For decades the ability to converse with computers had been the stuff of science fiction movies. But technology that uses artificial intelligence to generate speech is widely available today. While computer generated speech has often sounded robotic, the Microsoft Custom Neural Voice solution is changing that. Custom Neural Voice can be trained to generate natural sounding speech that mimics a person. And not just a fictional person – but a specific individual.
The technology is already in use. At an AT&T retail store in Dallas, the voice of Bugs Bunny converses with customers, offering personalized greetings. In the future, the technology could be trained using specific actors’ voices, leading to applications in film making or television. Should an actor stumble over words or forget their lines in a script, it could be used to recreate the appropriate dialogue, thereby reducing the need for repeating and rerecording scenes.
Microsoft Custom Neural Voice could be just the beginning
However, the ability to imitate an individual’s speech (each person has a unique prosody, which is the tone and duration of phonemes, or units of sound) takes natural generation to another level. It also underscores the urgency for discussions related to responsible AI.

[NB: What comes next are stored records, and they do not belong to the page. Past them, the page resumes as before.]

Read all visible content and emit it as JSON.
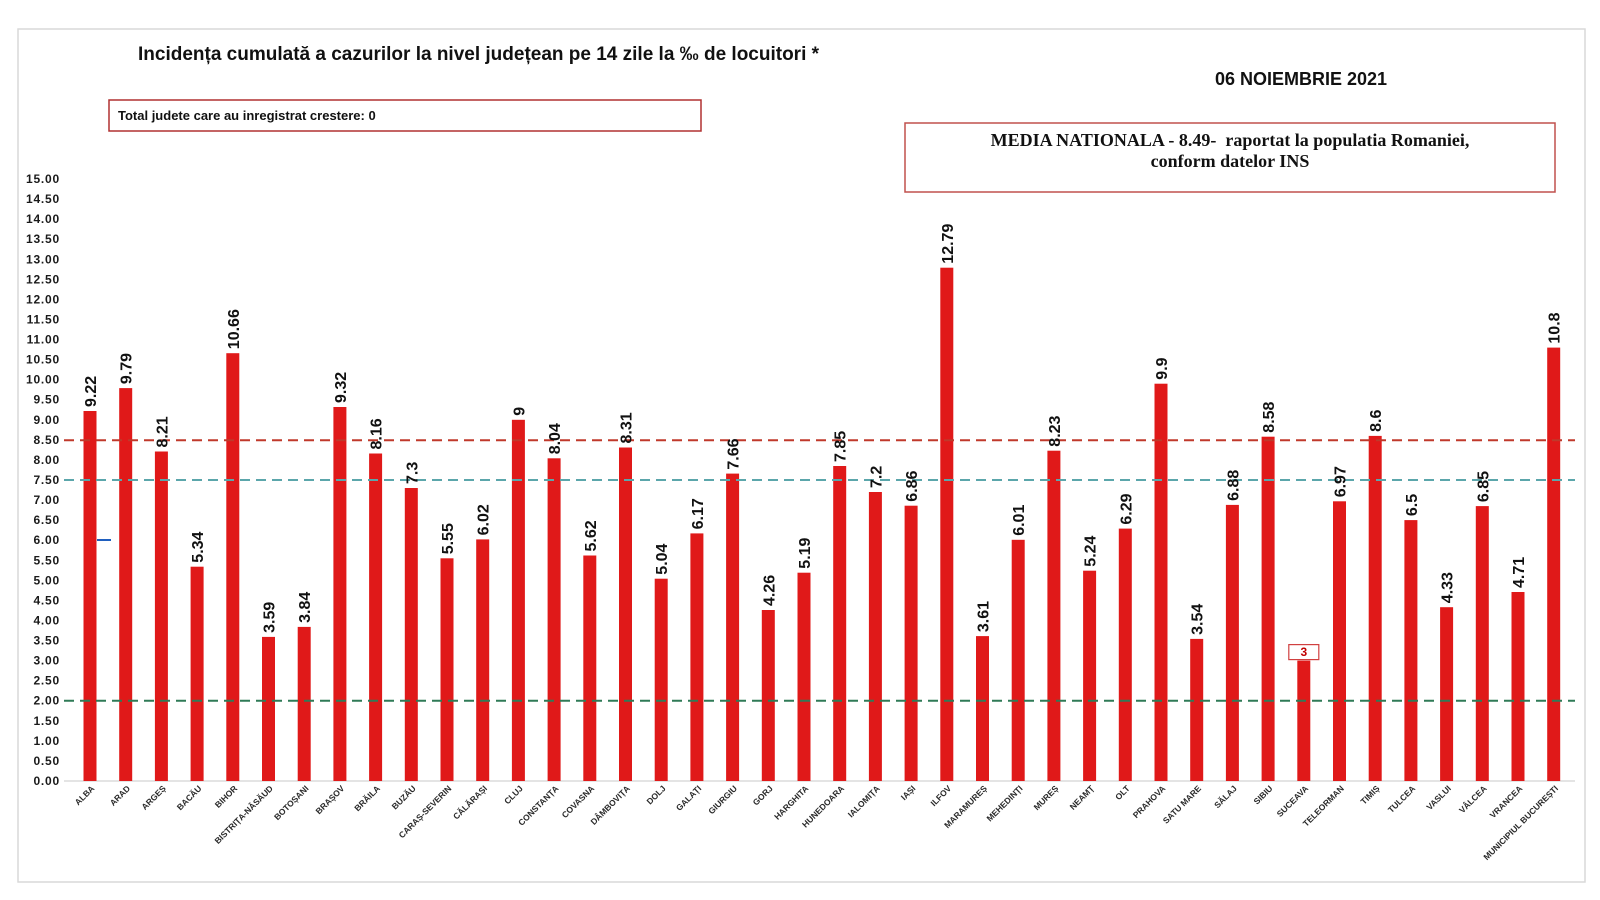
{
  "chart_data": {
    "type": "bar",
    "title": "Incidența cumulată a cazurilor la nivel județean pe 14 zile la ‰ de locuitori *",
    "date": "06 NOIEMBRIE 2021",
    "categories": [
      "ALBA",
      "ARAD",
      "ARGEȘ",
      "BACĂU",
      "BIHOR",
      "BISTRIȚA-NĂSĂUD",
      "BOTOȘANI",
      "BRAȘOV",
      "BRĂILA",
      "BUZĂU",
      "CARAȘ-SEVERIN",
      "CĂLĂRAȘI",
      "CLUJ",
      "CONSTANȚA",
      "COVASNA",
      "DÂMBOVIȚA",
      "DOLJ",
      "GALAȚI",
      "GIURGIU",
      "GORJ",
      "HARGHITA",
      "HUNEDOARA",
      "IALOMIȚA",
      "IAȘI",
      "ILFOV",
      "MARAMUREȘ",
      "MEHEDINȚI",
      "MUREȘ",
      "NEAMȚ",
      "OLT",
      "PRAHOVA",
      "SATU MARE",
      "SĂLAJ",
      "SIBIU",
      "SUCEAVA",
      "TELEORMAN",
      "TIMIȘ",
      "TULCEA",
      "VASLUI",
      "VÂLCEA",
      "VRANCEA",
      "MUNICIPIUL BUCUREȘTI"
    ],
    "values": [
      9.22,
      9.79,
      8.21,
      5.34,
      10.66,
      3.59,
      3.84,
      9.32,
      8.16,
      7.3,
      5.55,
      6.02,
      9,
      8.04,
      5.62,
      8.31,
      5.04,
      6.17,
      7.66,
      4.26,
      5.19,
      7.85,
      7.2,
      6.86,
      12.79,
      3.61,
      6.01,
      8.23,
      5.24,
      6.29,
      9.9,
      3.54,
      6.88,
      8.58,
      3,
      6.97,
      8.6,
      6.5,
      4.33,
      6.85,
      4.71,
      10.8
    ],
    "ylim": [
      0,
      15
    ],
    "yticks": [
      "0.00",
      "0.50",
      "1.00",
      "1.50",
      "2.00",
      "2.50",
      "3.00",
      "3.50",
      "4.00",
      "4.50",
      "5.00",
      "5.50",
      "6.00",
      "6.50",
      "7.00",
      "7.50",
      "8.00",
      "8.50",
      "9.00",
      "9.50",
      "10.00",
      "10.50",
      "11.00",
      "11.50",
      "12.00",
      "12.50",
      "13.00",
      "13.50",
      "14.00",
      "14.50",
      "15.00"
    ],
    "reference_lines": [
      {
        "value": 8.49,
        "color": "#c0392b",
        "style": "dashed"
      },
      {
        "value": 7.5,
        "color": "#5ba6ab",
        "style": "dashed"
      },
      {
        "value": 2.0,
        "color": "#2f7a57",
        "style": "dashed"
      }
    ],
    "bar_color": "#e01919",
    "grid": false,
    "legend": "none"
  },
  "annotations": {
    "total_growth_box": "Total judete care au inregistrat crestere: 0",
    "national_average_box": {
      "line1": "MEDIA NATIONALA - 8.49-  raportat la populatia Romaniei,",
      "line2": "conform datelor INS"
    }
  }
}
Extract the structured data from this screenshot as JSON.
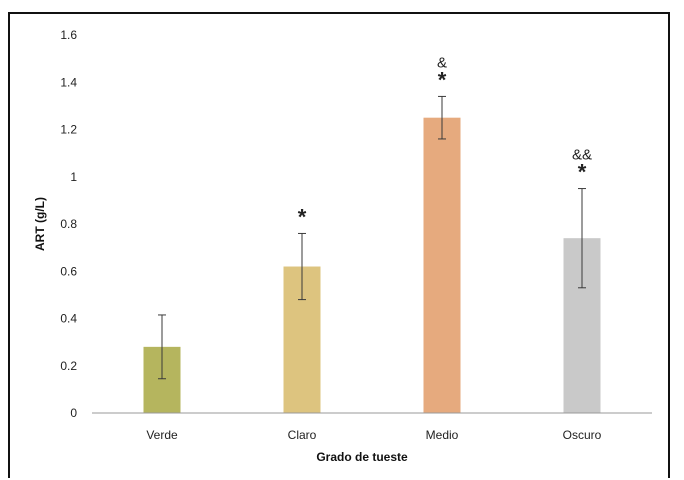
{
  "chart_data": {
    "type": "bar",
    "title": "",
    "xlabel": "Grado de tueste",
    "ylabel": "ART (g/L)",
    "ylim": [
      0,
      1.6
    ],
    "yticks": [
      0,
      0.2,
      0.4,
      0.6,
      0.8,
      1,
      1.2,
      1.4,
      1.6
    ],
    "ytick_labels": [
      "0",
      "0.2",
      "0.4",
      "0.6",
      "0.8",
      "1",
      "1.2",
      "1.4",
      "1.6"
    ],
    "grid": false,
    "categories": [
      "Verde",
      "Claro",
      "Medio",
      "Oscuro"
    ],
    "values": [
      0.28,
      0.62,
      1.25,
      0.74
    ],
    "error": [
      0.135,
      0.14,
      0.09,
      0.21
    ],
    "colors": [
      "#b5b55e",
      "#ddc47f",
      "#e6aa7e",
      "#c9c9c9"
    ],
    "markers": [
      {
        "star": "",
        "amp": ""
      },
      {
        "star": "*",
        "amp": ""
      },
      {
        "star": "*",
        "amp": "&"
      },
      {
        "star": "*",
        "amp": "&&"
      }
    ]
  }
}
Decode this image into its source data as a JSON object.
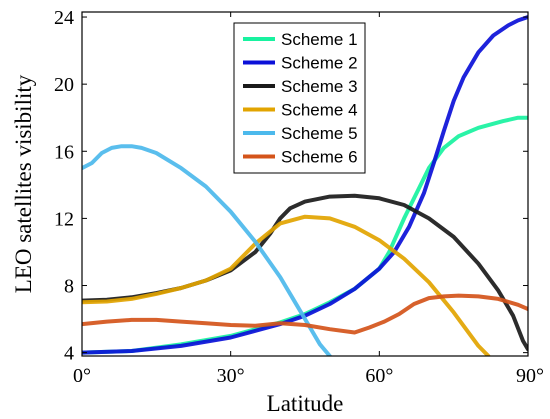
{
  "chart_data": {
    "type": "line",
    "xlabel": "Latitude",
    "ylabel": "LEO satellites visibility",
    "xlim": [
      0,
      90
    ],
    "ylim": [
      3.8,
      24.3
    ],
    "grid": false,
    "legend_position": "top-center",
    "x_ticks": [
      0,
      30,
      60,
      90
    ],
    "x_tick_labels": [
      "0°",
      "30°",
      "60°",
      "90°"
    ],
    "y_ticks": [
      4,
      8,
      12,
      16,
      20,
      24
    ],
    "y_tick_labels": [
      "4",
      "8",
      "12",
      "16",
      "20",
      "24"
    ],
    "series": [
      {
        "name": "Scheme 1",
        "color": "#18f2a0",
        "x": [
          0,
          10,
          20,
          30,
          40,
          45,
          50,
          55,
          60,
          62,
          65,
          68,
          70,
          73,
          76,
          80,
          85,
          88,
          90
        ],
        "y": [
          4.0,
          4.1,
          4.5,
          5.0,
          5.8,
          6.3,
          7.0,
          7.8,
          9.0,
          10.0,
          12.0,
          13.8,
          15.0,
          16.2,
          16.9,
          17.4,
          17.8,
          18.0,
          18.0
        ]
      },
      {
        "name": "Scheme 2",
        "color": "#0b10d8",
        "x": [
          0,
          10,
          20,
          30,
          40,
          45,
          50,
          55,
          60,
          63,
          66,
          69,
          71,
          73,
          75,
          77,
          80,
          83,
          86,
          88,
          90
        ],
        "y": [
          4.0,
          4.1,
          4.4,
          4.9,
          5.7,
          6.2,
          6.9,
          7.8,
          9.0,
          10.0,
          11.5,
          13.5,
          15.3,
          17.2,
          19.0,
          20.4,
          21.9,
          22.9,
          23.5,
          23.8,
          24.0
        ]
      },
      {
        "name": "Scheme 3",
        "color": "#1a1a1a",
        "x": [
          0,
          5,
          10,
          15,
          20,
          25,
          30,
          35,
          38,
          40,
          42,
          45,
          50,
          55,
          60,
          65,
          70,
          75,
          80,
          84,
          87,
          89,
          90
        ],
        "y": [
          7.1,
          7.15,
          7.3,
          7.55,
          7.85,
          8.3,
          8.9,
          10.0,
          11.1,
          12.0,
          12.6,
          13.0,
          13.3,
          13.35,
          13.2,
          12.8,
          12.0,
          10.9,
          9.3,
          7.7,
          6.2,
          4.7,
          4.2
        ]
      },
      {
        "name": "Scheme 4",
        "color": "#e2a400",
        "x": [
          0,
          5,
          10,
          15,
          20,
          25,
          30,
          35,
          40,
          45,
          50,
          55,
          60,
          65,
          70,
          75,
          80,
          82
        ],
        "y": [
          7.0,
          7.05,
          7.2,
          7.5,
          7.85,
          8.3,
          9.0,
          10.5,
          11.7,
          12.1,
          12.0,
          11.5,
          10.7,
          9.6,
          8.2,
          6.4,
          4.4,
          3.8
        ]
      },
      {
        "name": "Scheme 5",
        "color": "#4cb9ec",
        "x": [
          0,
          2,
          4,
          6,
          8,
          10,
          12,
          15,
          20,
          25,
          30,
          35,
          40,
          43,
          46,
          48,
          50
        ],
        "y": [
          15.0,
          15.3,
          15.9,
          16.2,
          16.3,
          16.3,
          16.2,
          15.9,
          15.0,
          13.9,
          12.4,
          10.6,
          8.5,
          7.0,
          5.5,
          4.5,
          3.8
        ]
      },
      {
        "name": "Scheme 6",
        "color": "#d4541a",
        "x": [
          0,
          5,
          10,
          15,
          20,
          25,
          30,
          35,
          40,
          45,
          50,
          55,
          58,
          61,
          64,
          67,
          70,
          73,
          76,
          80,
          84,
          88,
          90
        ],
        "y": [
          5.7,
          5.85,
          5.95,
          5.95,
          5.85,
          5.75,
          5.65,
          5.6,
          5.75,
          5.65,
          5.4,
          5.2,
          5.5,
          5.85,
          6.3,
          6.9,
          7.25,
          7.35,
          7.4,
          7.35,
          7.2,
          6.85,
          6.6
        ]
      }
    ]
  }
}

Imagine that a computer, with enough sample data, could be trained to sound like any individual, and to say anything. Similarly, deepfake videos, which use machine learning to generate visual content, can be made to depict individuals doing or saying just about anything, with improving quality. It doesn’t take a highly creative individual to see how it could be used for fraudulent or malicious purposes.

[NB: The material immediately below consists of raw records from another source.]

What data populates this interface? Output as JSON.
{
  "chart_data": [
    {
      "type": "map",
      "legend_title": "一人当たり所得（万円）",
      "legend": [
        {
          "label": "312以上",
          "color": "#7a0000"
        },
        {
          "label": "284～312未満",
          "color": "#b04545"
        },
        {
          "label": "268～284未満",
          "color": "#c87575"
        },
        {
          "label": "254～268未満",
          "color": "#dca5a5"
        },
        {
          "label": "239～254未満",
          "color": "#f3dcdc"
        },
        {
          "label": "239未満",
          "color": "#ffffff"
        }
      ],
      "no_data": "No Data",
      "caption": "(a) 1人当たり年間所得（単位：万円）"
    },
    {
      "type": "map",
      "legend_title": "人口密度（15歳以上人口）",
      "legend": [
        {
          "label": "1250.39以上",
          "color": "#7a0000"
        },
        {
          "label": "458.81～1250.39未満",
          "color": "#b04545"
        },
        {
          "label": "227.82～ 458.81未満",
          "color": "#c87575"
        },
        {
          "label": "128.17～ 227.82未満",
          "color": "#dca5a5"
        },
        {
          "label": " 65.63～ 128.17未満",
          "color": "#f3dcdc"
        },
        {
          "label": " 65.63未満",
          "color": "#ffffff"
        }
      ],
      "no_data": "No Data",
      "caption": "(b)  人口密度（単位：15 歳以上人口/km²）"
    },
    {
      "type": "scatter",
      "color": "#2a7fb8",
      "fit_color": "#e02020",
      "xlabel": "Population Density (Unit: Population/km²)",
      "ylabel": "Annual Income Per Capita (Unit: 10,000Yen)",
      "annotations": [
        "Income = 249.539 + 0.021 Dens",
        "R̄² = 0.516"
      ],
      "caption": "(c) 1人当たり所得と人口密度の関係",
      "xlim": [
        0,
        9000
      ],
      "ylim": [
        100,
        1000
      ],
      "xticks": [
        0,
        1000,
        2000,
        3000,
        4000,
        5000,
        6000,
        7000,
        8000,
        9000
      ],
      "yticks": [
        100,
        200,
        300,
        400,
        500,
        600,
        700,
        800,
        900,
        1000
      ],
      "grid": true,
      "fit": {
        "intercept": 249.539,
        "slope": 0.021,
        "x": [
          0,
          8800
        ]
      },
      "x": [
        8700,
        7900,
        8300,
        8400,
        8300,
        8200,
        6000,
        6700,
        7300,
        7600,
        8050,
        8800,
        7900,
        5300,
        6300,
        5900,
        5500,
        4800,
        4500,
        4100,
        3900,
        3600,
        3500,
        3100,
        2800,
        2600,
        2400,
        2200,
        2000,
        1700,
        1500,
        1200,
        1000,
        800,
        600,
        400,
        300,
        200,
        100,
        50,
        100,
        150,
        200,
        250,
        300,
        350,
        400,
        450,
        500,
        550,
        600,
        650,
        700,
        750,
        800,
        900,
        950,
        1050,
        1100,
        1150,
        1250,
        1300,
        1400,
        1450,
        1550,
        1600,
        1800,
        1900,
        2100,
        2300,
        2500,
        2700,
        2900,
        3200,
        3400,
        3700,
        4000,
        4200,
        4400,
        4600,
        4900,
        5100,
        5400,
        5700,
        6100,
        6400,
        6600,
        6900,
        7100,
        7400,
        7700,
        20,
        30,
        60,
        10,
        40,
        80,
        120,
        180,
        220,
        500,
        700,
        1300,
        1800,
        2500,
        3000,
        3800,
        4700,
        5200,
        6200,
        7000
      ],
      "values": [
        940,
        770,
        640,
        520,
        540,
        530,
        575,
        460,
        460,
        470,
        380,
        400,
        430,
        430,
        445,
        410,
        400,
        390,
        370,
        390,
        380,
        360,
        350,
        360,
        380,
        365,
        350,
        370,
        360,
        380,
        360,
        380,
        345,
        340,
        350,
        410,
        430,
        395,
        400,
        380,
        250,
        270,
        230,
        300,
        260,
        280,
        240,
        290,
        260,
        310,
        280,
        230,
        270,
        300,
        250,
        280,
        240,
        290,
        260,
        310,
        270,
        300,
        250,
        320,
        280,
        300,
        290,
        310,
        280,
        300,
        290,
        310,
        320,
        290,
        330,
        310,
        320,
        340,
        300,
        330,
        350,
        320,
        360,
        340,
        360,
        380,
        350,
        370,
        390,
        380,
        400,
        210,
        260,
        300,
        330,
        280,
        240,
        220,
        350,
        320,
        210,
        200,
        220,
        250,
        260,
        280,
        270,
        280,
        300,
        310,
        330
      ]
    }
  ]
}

Microsoft says it has considered the implications of Custom Neural Voice and prioritizes responsible use of AI. The company must approve all applications of the technology and has built in safeguards to ensure speakers consent to the use of their voices. But if Microsoft can develop the technology, likely others aren’t far behind, including companies and individuals that may not have the same strong responsible AI principles or processes in place.
Responsible use of technology is an issue
The new solution highlights an issue that has cast a shadow over AI: responsible and acceptable use. It’s a difficult topic because what is considered acceptable use by one culture may not be acceptable to another – it can even vary from individual to individual. For example, facial recognition has been in the public eye over the past year, with a good number of people in the US and Europe eager to limit its use by law enforcement.

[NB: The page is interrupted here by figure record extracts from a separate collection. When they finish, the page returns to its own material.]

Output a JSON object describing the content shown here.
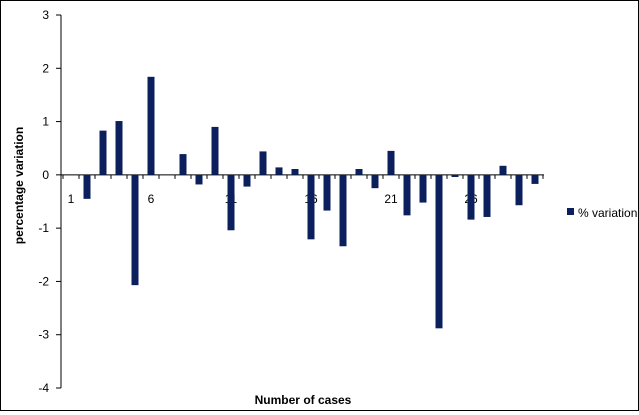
{
  "chart_data": {
    "type": "bar",
    "title": "",
    "xlabel": "Number of cases",
    "ylabel": "percentage variation",
    "ylim": [
      -4,
      3
    ],
    "y_ticks": [
      3,
      2,
      1,
      0,
      -1,
      -2,
      -3,
      -4
    ],
    "x_tick_labels": [
      {
        "case": 1,
        "label": "1"
      },
      {
        "case": 6,
        "label": "6"
      },
      {
        "case": 11,
        "label": "11"
      },
      {
        "case": 16,
        "label": "16"
      },
      {
        "case": 21,
        "label": "21"
      },
      {
        "case": 26,
        "label": "26"
      }
    ],
    "legend": {
      "position": "right"
    },
    "series": [
      {
        "name": "% variation",
        "color": "#0b1f5c",
        "x": [
          1,
          2,
          3,
          4,
          5,
          6,
          7,
          8,
          9,
          10,
          11,
          12,
          13,
          14,
          15,
          16,
          17,
          18,
          19,
          20,
          21,
          22,
          23,
          24,
          25,
          26,
          27,
          28,
          29,
          30
        ],
        "values": [
          0.0,
          -0.45,
          0.83,
          1.01,
          -2.07,
          1.84,
          0.0,
          0.39,
          -0.18,
          0.9,
          -1.04,
          -0.22,
          0.44,
          0.14,
          0.11,
          -1.21,
          -0.67,
          -1.34,
          0.11,
          -0.25,
          0.45,
          -0.76,
          -0.52,
          -2.88,
          -0.04,
          -0.84,
          -0.79,
          0.17,
          -0.57,
          -0.17
        ]
      }
    ]
  }
}
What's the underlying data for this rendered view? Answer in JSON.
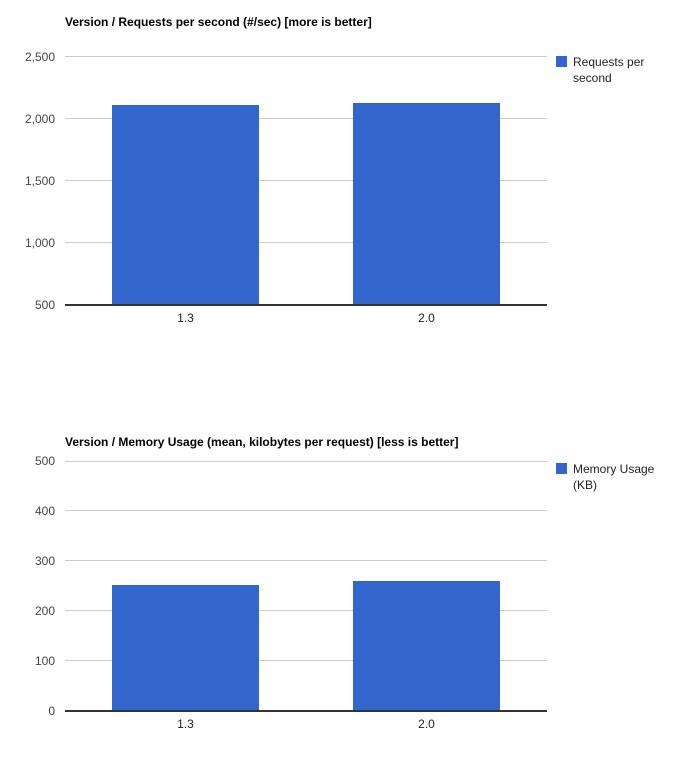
{
  "colors": {
    "bar": "#3366cc",
    "gridline": "#cccccc",
    "baseline": "#333333",
    "title": "#000000",
    "tick_label": "#444444",
    "category_label": "#222222",
    "legend_text": "#222222",
    "background": "#ffffff"
  },
  "chart_data": [
    {
      "type": "bar",
      "title": "Version / Requests per second (#/sec) [more is better]",
      "xlabel": "",
      "ylabel": "",
      "categories": [
        "1.3",
        "2.0"
      ],
      "series": [
        {
          "name": "Requests per second",
          "values": [
            2110,
            2125
          ]
        }
      ],
      "ylim": [
        500,
        2500
      ],
      "yticks": [
        {
          "value": 500,
          "label": "500"
        },
        {
          "value": 1000,
          "label": "1,000"
        },
        {
          "value": 1500,
          "label": "1,500"
        },
        {
          "value": 2000,
          "label": "2,000"
        },
        {
          "value": 2500,
          "label": "2,500"
        }
      ],
      "grid": true,
      "legend": {
        "position": "right",
        "label_lines": [
          "Requests per",
          "second"
        ]
      }
    },
    {
      "type": "bar",
      "title": "Version / Memory Usage (mean, kilobytes per request) [less is better]",
      "xlabel": "",
      "ylabel": "",
      "categories": [
        "1.3",
        "2.0"
      ],
      "series": [
        {
          "name": "Memory Usage (KB)",
          "values": [
            252,
            260
          ]
        }
      ],
      "ylim": [
        0,
        500
      ],
      "yticks": [
        {
          "value": 0,
          "label": "0"
        },
        {
          "value": 100,
          "label": "100"
        },
        {
          "value": 200,
          "label": "200"
        },
        {
          "value": 300,
          "label": "300"
        },
        {
          "value": 400,
          "label": "400"
        },
        {
          "value": 500,
          "label": "500"
        }
      ],
      "grid": true,
      "legend": {
        "position": "right",
        "label_lines": [
          "Memory Usage",
          "(KB)"
        ]
      }
    }
  ]
}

Elsewhere, adoption by law enforcement is seen as an improvement to public safety and creates a greater sense of security. What happens if analysis of facial movements is used to judge whether a person is lying, paying attention in class, or engaged in a meeting?
Technology moves quickly – often faster than society or the regulatory environment. But advances in AI are going to continue, and current events underscore the need for collective conversations on Responsible AI that includes policy makers, technology vendors, academics, and civil liberties organizations.
Yesterday it was facial recognition, today it’s natural language generation, tomorrow it may be something entirely different….now is the time to start having these difficult discussions and to address the need for regulations that guide its use, domestically and internationally.